In some sense, the reporting out of Kosovo may be superior to what came out during the Gulf War. Operation Desert Storm occurred in a remote part of the world. "People were kept away from it and that conflict happened way away from the cameras," recalls ABC's Murphy. "Those affected on the other side also stayed in place." There was no outpouring of refugees capable of bringing information out to reporters about what was going on inside the war zone.

So what perception of the conflict is television bringing back to the living rooms of America this time? There is an emerging consensus that the TV pictures thus far have helped the NATO cause. The reason is simple: The one set of images that has been able to come out of the war unimpeded has been those of the refugees escaping out of Kosovo.

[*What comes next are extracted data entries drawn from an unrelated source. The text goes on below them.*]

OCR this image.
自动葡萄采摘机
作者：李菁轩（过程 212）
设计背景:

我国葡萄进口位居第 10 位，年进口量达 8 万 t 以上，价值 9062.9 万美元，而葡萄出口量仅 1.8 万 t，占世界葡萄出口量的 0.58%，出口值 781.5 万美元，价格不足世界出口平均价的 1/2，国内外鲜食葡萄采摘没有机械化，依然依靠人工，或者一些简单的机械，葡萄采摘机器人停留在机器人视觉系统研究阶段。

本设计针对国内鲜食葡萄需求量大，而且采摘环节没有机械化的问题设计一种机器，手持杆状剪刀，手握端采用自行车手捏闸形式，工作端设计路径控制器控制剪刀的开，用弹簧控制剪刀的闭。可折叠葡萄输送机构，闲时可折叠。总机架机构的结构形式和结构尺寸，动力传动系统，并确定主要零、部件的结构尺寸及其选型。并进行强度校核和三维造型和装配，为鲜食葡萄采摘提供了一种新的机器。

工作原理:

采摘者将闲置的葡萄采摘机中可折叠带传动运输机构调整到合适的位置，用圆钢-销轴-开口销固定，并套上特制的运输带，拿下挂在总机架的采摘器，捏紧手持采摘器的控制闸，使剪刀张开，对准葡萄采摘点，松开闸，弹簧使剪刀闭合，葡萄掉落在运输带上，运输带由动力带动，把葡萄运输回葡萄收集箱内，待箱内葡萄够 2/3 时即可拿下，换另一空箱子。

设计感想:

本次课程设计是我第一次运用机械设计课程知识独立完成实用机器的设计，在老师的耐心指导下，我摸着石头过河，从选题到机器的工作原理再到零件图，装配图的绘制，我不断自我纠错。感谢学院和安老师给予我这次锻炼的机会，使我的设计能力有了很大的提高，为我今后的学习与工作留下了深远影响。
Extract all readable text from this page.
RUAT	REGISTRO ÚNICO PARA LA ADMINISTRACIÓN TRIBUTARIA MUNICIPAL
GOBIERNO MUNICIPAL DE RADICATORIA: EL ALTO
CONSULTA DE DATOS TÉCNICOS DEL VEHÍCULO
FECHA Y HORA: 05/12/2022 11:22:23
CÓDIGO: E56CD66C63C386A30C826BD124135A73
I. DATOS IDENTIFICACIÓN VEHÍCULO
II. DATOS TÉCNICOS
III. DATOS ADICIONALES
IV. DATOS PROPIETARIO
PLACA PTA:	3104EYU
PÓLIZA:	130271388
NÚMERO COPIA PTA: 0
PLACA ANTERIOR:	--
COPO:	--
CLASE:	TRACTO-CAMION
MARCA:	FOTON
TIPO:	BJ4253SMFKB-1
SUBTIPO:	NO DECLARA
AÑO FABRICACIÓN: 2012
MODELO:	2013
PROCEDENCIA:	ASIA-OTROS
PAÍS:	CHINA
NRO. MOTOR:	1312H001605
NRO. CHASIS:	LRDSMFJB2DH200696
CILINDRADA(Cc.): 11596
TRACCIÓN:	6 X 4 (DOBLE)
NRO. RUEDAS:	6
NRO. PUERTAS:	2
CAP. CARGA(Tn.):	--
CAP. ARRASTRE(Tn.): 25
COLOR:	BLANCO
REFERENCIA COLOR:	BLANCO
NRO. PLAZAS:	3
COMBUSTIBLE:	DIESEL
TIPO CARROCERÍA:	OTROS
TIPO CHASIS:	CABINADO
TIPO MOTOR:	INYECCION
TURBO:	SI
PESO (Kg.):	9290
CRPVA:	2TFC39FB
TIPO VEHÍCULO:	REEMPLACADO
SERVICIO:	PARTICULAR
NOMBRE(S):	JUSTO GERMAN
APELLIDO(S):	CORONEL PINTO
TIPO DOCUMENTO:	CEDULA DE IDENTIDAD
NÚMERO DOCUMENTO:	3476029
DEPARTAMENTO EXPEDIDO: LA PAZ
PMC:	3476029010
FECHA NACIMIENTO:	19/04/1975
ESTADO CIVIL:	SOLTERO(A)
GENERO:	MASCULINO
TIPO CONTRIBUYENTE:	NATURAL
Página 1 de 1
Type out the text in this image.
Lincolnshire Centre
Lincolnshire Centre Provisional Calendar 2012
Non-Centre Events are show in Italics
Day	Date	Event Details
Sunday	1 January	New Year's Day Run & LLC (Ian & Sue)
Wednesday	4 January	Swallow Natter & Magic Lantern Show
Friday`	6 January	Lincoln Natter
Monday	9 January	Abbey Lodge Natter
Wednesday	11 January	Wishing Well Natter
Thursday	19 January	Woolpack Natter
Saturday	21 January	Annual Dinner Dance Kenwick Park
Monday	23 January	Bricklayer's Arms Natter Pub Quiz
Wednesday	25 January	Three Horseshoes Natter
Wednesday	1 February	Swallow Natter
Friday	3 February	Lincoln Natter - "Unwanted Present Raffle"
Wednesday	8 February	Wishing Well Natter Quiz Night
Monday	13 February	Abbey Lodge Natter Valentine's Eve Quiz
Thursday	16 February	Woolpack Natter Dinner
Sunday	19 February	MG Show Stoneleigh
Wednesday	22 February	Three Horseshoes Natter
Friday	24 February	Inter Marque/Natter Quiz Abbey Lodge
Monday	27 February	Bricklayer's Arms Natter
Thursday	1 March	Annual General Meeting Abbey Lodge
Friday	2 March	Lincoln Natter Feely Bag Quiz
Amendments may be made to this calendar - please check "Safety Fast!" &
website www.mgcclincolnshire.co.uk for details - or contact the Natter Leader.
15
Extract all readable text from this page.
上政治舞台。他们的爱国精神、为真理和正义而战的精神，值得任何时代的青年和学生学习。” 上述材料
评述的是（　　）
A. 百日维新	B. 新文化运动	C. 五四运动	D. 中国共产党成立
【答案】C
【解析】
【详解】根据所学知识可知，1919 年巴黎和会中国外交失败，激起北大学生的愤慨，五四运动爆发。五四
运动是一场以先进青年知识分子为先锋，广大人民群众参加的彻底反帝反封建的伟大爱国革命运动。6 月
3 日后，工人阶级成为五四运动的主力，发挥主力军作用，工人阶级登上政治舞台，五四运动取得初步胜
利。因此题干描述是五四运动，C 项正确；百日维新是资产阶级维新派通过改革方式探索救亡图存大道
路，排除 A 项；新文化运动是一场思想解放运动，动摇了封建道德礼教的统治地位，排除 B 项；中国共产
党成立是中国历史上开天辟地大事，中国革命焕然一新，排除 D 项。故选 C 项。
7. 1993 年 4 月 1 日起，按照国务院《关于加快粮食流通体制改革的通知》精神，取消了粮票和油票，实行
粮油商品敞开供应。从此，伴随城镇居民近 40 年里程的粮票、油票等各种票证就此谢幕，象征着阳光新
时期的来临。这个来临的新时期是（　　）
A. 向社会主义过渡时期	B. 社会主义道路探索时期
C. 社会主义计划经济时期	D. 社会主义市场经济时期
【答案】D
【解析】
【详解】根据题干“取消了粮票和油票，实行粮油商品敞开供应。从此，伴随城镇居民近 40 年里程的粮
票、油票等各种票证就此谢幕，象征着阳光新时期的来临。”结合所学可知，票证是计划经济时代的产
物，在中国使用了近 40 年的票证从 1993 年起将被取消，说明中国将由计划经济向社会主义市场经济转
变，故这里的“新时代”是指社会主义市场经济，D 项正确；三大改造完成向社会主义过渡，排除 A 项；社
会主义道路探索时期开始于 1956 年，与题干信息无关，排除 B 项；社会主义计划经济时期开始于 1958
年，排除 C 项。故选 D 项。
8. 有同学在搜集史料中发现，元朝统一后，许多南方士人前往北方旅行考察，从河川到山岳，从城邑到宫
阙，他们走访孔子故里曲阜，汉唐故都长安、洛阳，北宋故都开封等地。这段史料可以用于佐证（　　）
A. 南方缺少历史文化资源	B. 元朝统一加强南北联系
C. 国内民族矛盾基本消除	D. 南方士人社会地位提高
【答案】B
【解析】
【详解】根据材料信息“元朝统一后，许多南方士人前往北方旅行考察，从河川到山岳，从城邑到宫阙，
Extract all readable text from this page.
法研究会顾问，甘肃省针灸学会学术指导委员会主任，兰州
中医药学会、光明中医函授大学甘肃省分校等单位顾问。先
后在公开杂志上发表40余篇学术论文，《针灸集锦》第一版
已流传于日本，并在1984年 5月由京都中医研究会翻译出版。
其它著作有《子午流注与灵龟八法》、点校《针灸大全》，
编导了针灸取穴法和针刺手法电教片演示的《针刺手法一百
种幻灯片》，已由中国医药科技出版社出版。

The agony, the desperation and the tragedy etched on the faces of the victims have helped give a moral imperative to the NATO action.

"In the beginning it did not look that way," says McGinnis of CBS, "because the desperate escape made it look like NATO had no plan." But the recurring images of suffering had a secondary, and thus far more significant, impact. "The footage day after day of human misery helped to galvanize public opinion," says NBC Pentagon correspondent Jim Miklaszewski, "and perhaps just as significantly it also strengthened the resolve of NATO officials" to carry on. TIME lifestyle senior editor Richard Zoglin, a longtime television observer agrees: "The only up close and personal stuff we have seen is from the refugees. And almost all of the information on the military damage has been filtered by the Pentagon. Those NATO aerial shots have kept the war at a distance."

And that is perhaps one of the most important caveats to remember as television brings the Kosovo war home. "We are still not getting good full data from the military," warns TIME Pentagon correspondent Mark Thompson. NBC's Miklaszewski concurs. "They are ordering up more warplanes and reserves," he says. "So despite what they're saying, the air war is not going as successfully as they're indicating." The images, such as we see them, may be illustrative and compelling, but they are not complete. For that to happen, the cameras and the full army of TV and print journalists waiting on the sidelines still need to be let in to mount their own ground offensive.